Schulen und Kindergärten sollen offen bleiben. Allerdings fordern die unionsgeführten Bundesländer eine grundsätzliche Maskenpflicht vor und auf dem Schulgelände. Für Grundschulen sollen Ausnahmen möglich sein.
Die Weihnachtsferien sollen schon ab dem 21. Dezember beginnen, außerdem sollen gezielte Schnelltests an Schulen möglich werden, um Hotspots früh zu identifizieren.
Übernachtungsangebote im Inland gelten weiter nur für notwendige und ausdrücklich nicht für touristische Zwecke.

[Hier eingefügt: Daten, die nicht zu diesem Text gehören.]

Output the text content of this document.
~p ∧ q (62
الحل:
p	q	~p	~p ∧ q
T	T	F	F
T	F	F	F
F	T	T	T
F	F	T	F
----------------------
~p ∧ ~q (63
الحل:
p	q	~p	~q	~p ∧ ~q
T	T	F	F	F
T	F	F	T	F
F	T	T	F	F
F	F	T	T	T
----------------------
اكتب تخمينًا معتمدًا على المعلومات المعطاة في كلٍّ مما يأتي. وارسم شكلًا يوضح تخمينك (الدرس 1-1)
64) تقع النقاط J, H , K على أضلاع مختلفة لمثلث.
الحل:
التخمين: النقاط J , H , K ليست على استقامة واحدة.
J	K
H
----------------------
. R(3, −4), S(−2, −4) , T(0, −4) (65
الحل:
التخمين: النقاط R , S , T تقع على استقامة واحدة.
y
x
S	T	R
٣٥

Die Gastronomie, Bars, Diskotheken und Kneipen bleiben weiter geschlossen. Das Gleiche gilt weiterhin für Kosmetikstudios, Massagepraxen und Tattoostudios. Friseursalons bleiben – unter den bestehenden Auflagen zur Hygiene – weiter geöffnet. Auch dürfen Gaststätten weiterhin Lieferdienste anbieten.
Theater, Museen, Kinos und andere Veranstaltungsorte, die der Unterhaltung dienen, bleiben weiterhin geschlossen.

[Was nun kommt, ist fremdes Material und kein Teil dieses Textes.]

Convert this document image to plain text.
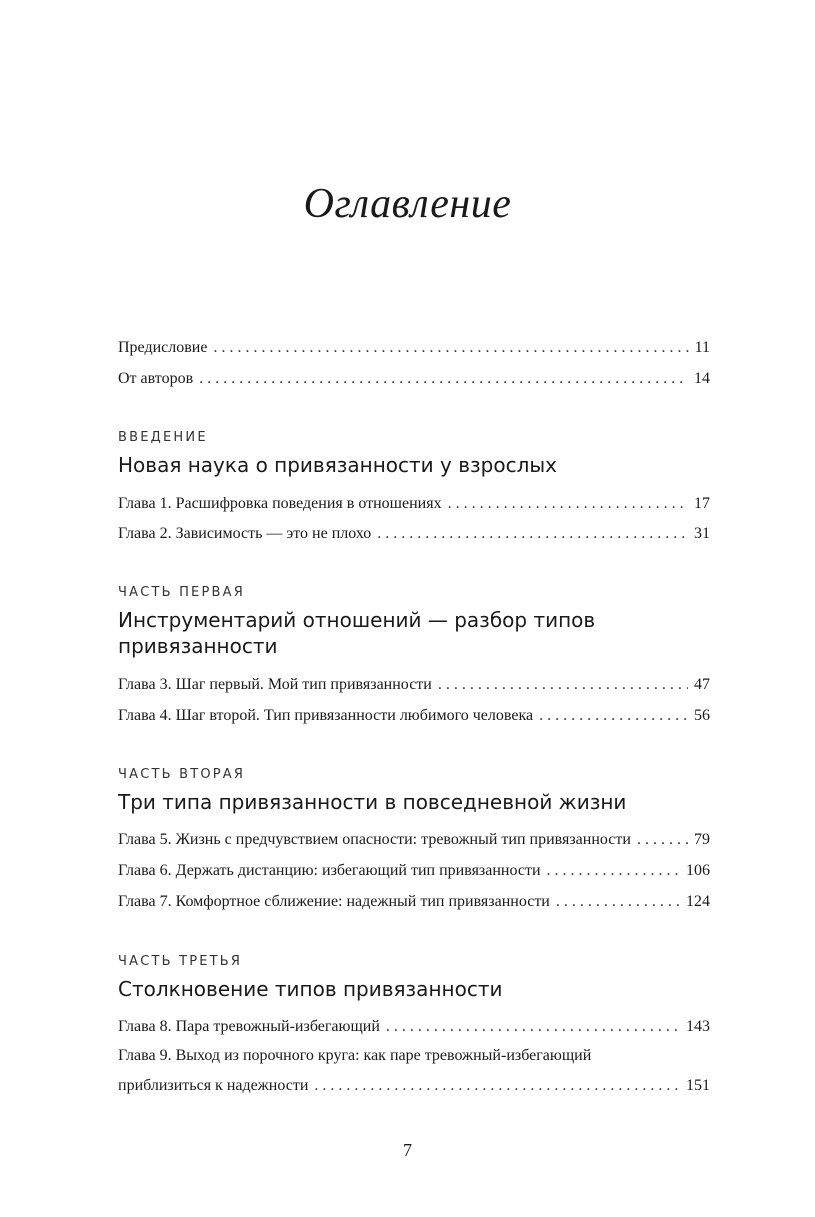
Оглавление
Предисловие . . .	11
От авторов . . .	14
ВВЕДЕНИЕ
Новая наука о привязанности у взрослых
Глава 1. Расшифровка поведения в отношениях . . .	17
Глава 2. Зависимость — это не плохо . . .	31
ЧАСТЬ ПЕРВАЯ
Инструментарий отношений — разбор типов
привязанности
Глава 3. Шаг первый. Мой тип привязанности . . .	47
Глава 4. Шаг второй. Тип привязанности любимого человека . . .	56
ЧАСТЬ ВТОРАЯ
Три типа привязанности в повседневной жизни
Глава 5. Жизнь с предчувствием опасности: тревожный тип привязанности . . .	79
Глава 6. Держать дистанцию: избегающий тип привязанности . . .	106
Глава 7. Комфортное сближение: надежный тип привязанности . . .	124
ЧАСТЬ ТРЕТЬЯ
Столкновение типов привязанности
Глава 8. Пара тревожный-избегающий . . .	143
Глава 9. Выход из порочного круга: как паре тревожный-избегающий
приблизиться к надежности . . .	151
7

Die Novemberhilfe zur Unterstützung der Gastronomie soll als Dezemberhilfe verlängert werden, heißt es in einem eigenen Papier der Unionsländer, das dem SPIEGEL vorliegt. In die entsprechenden Förderprogramme seien ausdrücklich auch Schausteller und Marktkaufleute einzubeziehen.Einkauf: Weiterhin geöffnet bleiben Groß- und Einzelhandel, die geltende Maskenpflicht soll jedoch auch vor Einzelhandelsgeschäften und auf Parkplätze erweitert werden. Unternehmen sollen zudem darauf hinwirken, Weihnachtseinkäufe möglichst auch unter der Woche zu tätigen.

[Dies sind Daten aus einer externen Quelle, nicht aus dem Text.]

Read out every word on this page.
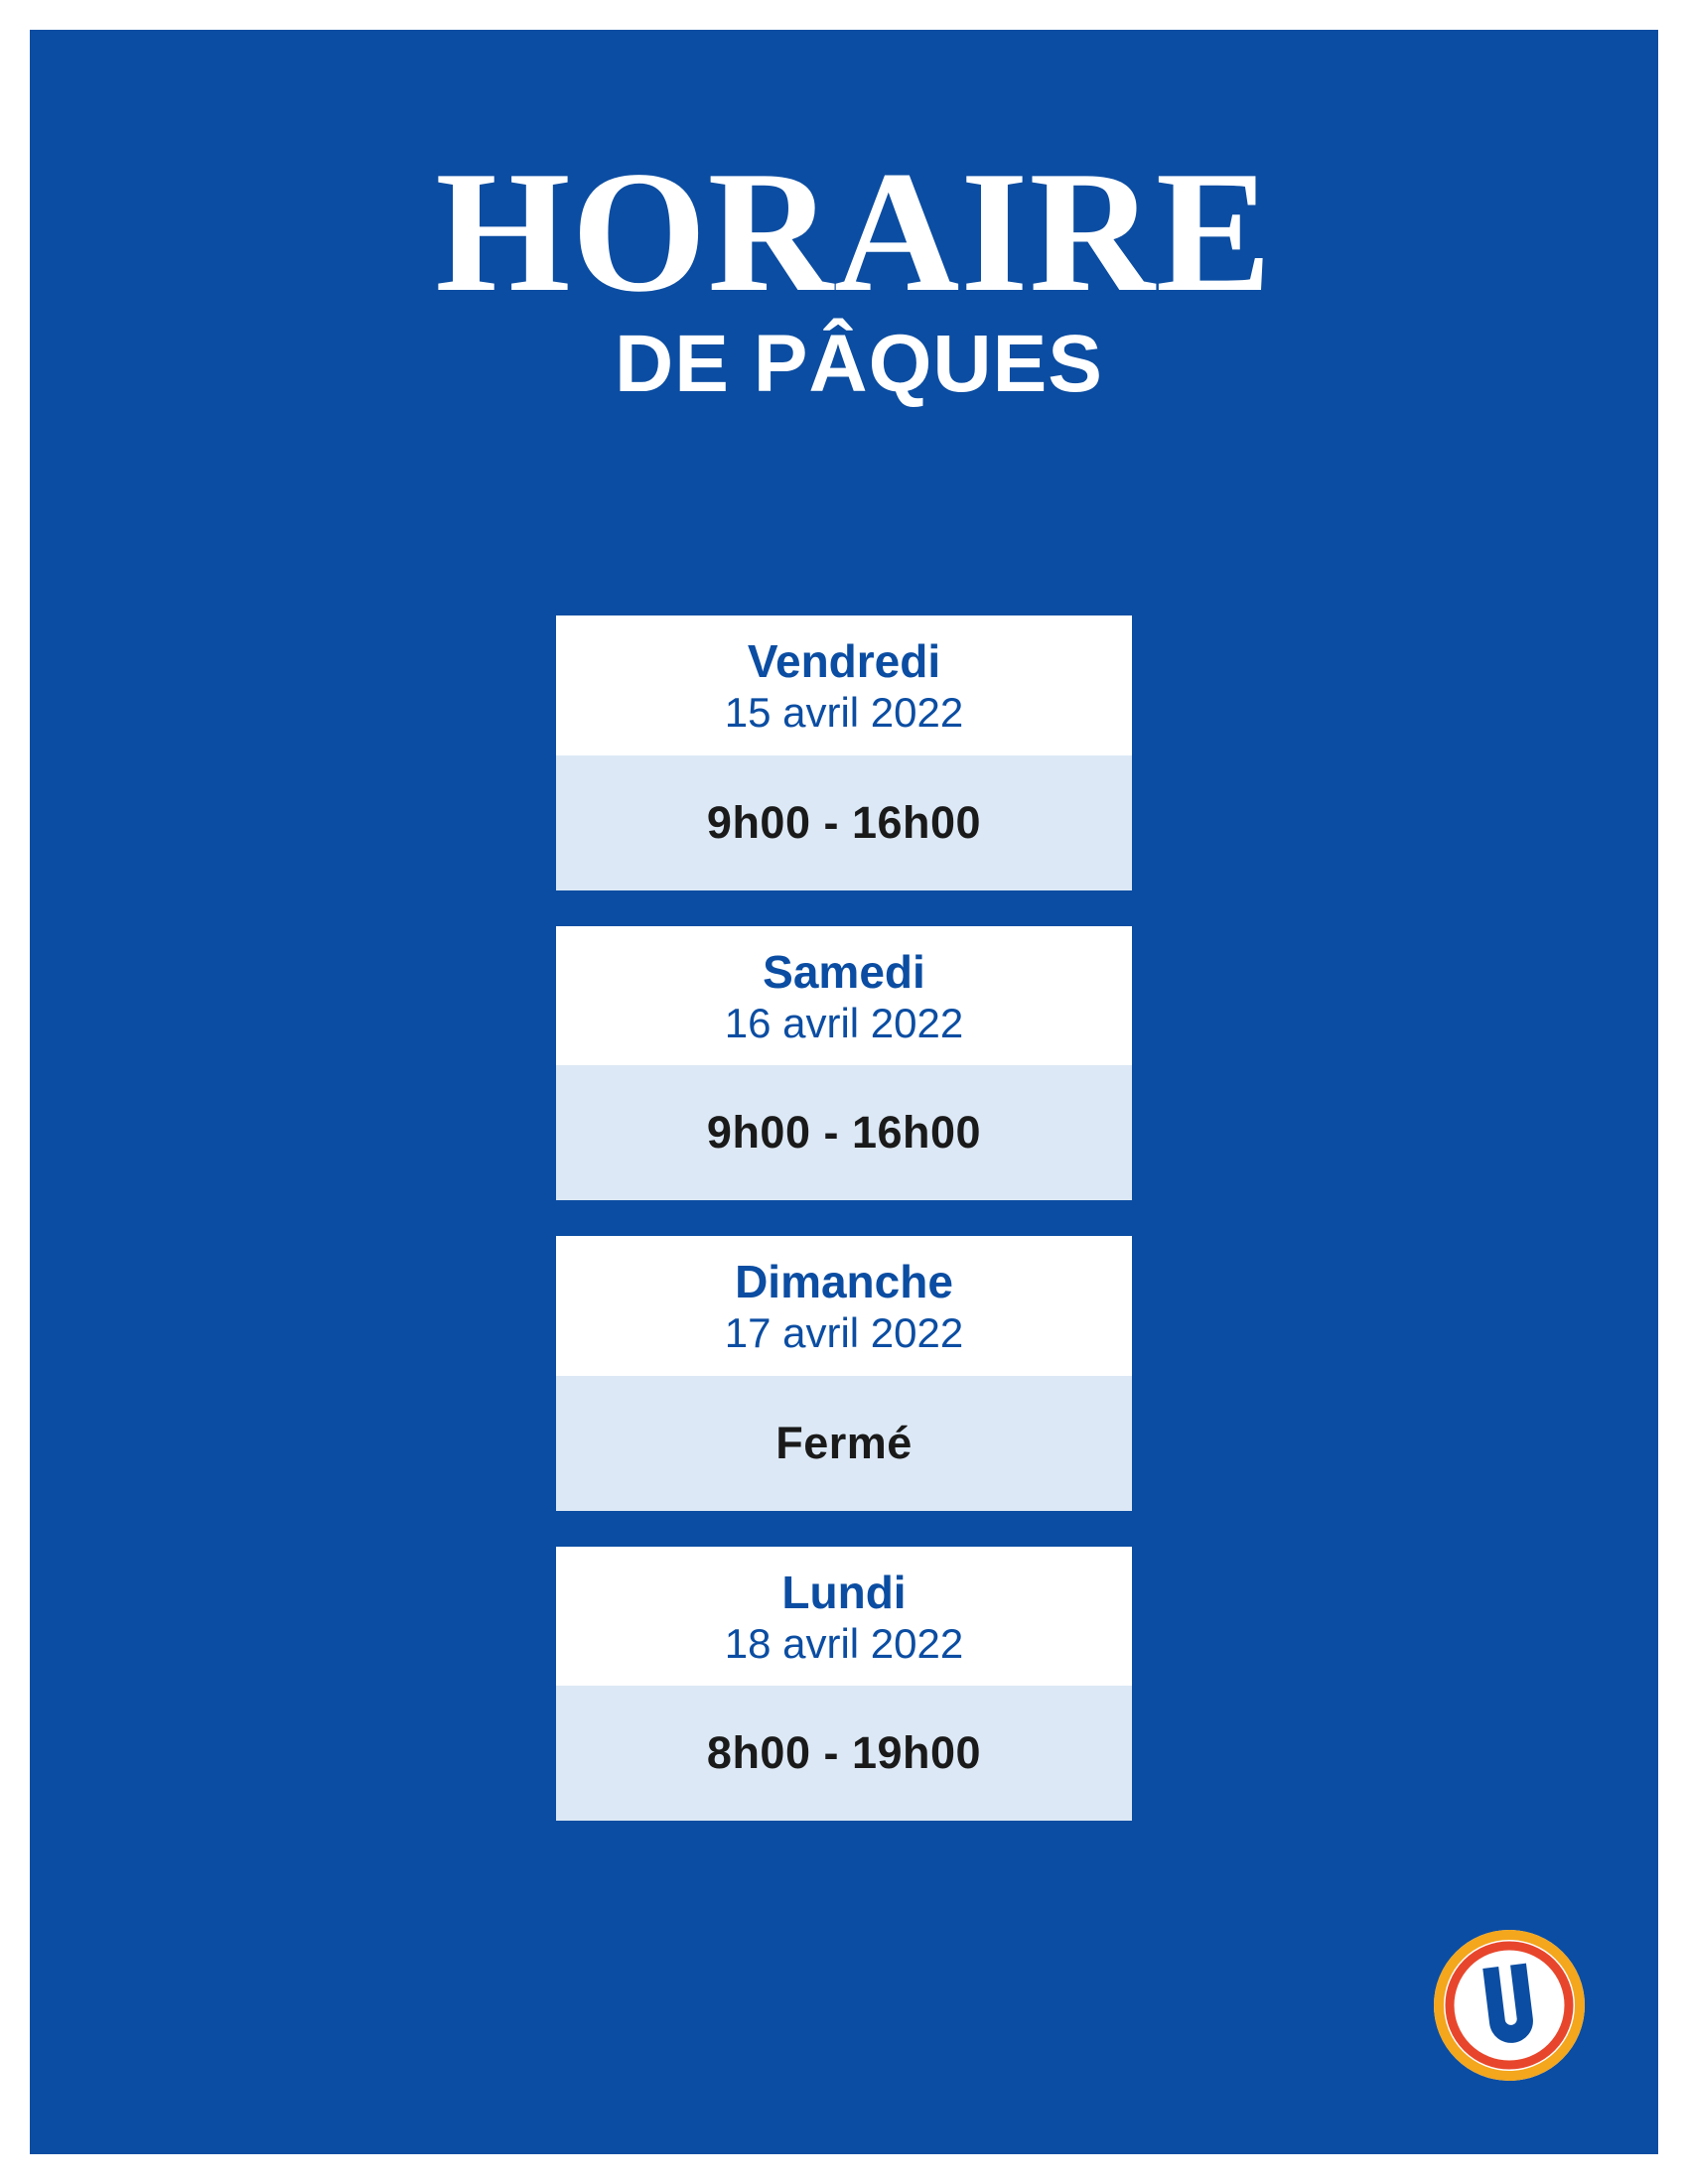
HORAIRE
DE PÂQUES
Vendredi
15 avril 2022
9h00 - 16h00
Samedi
16 avril 2022
9h00 - 16h00
Dimanche
17 avril 2022
Fermé
Lundi
18 avril 2022
8h00 - 19h00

Man sei sich bewusst, »dass Disziplin und Geduld in diesem Winter auf eine harte Probe gestellt werden«, heißt es in dem Papier. Die Ministerpräsidentinnen und Ministerpräsidenten diskutieren daher auch eine »Opt-out-Klausel«: Länder mit besonders wenig Neuinfizierten sollen eigenmächtig Lockerungen von den Schließungen vornehmen können. Die CDU-geführten Länder schlagen als Wegmarke weniger als 50 Neuinfektionen pro Woche und 100.000 Einwohner vor, die SPD-regierten Länder wollen den strengeren Inzidenzwert von 35.

»Böller verbieten ist undenkbar«
Die Inzidenzmarke ist nicht die einzige Streitigkeit im Papier, die größte Uneinigkeit herrscht im Umgang mit Silvester: »Der Verkauf, Kauf und das Zünden von Feuerwerk« soll komplett verboten werden, heißt es in der Berliner Beschlussvorlage. So sollen größere Menschenansammlungen verhindert sowie Einsatz- und Hilfskräfte am Silvesterabend entlastet werden.

Aus den sieben unionsgeführten Ländern regt sich jedoch Widerstand. Statt das Böllern komplett zu verbieten, sollen »Empfehlung und Appell« genügen, heißt es in deren Papier. Lediglich für belebte Plätze soll ein Knallerverbot gelten, im Privaten müsse man weiter zündeln dürfen.

»Dass wir bestimmte Dinge komplett verbieten, wie Böller oder Silvesterraketen, das ist, denke ich mal, undenkbar«, sagte Sachsen-Anhalts Ministerpräsident Reiner Haseloff (CDU) vorab. So ein Verbot sei auch nicht notwendig, um Menschenansammlungen zu vermeiden.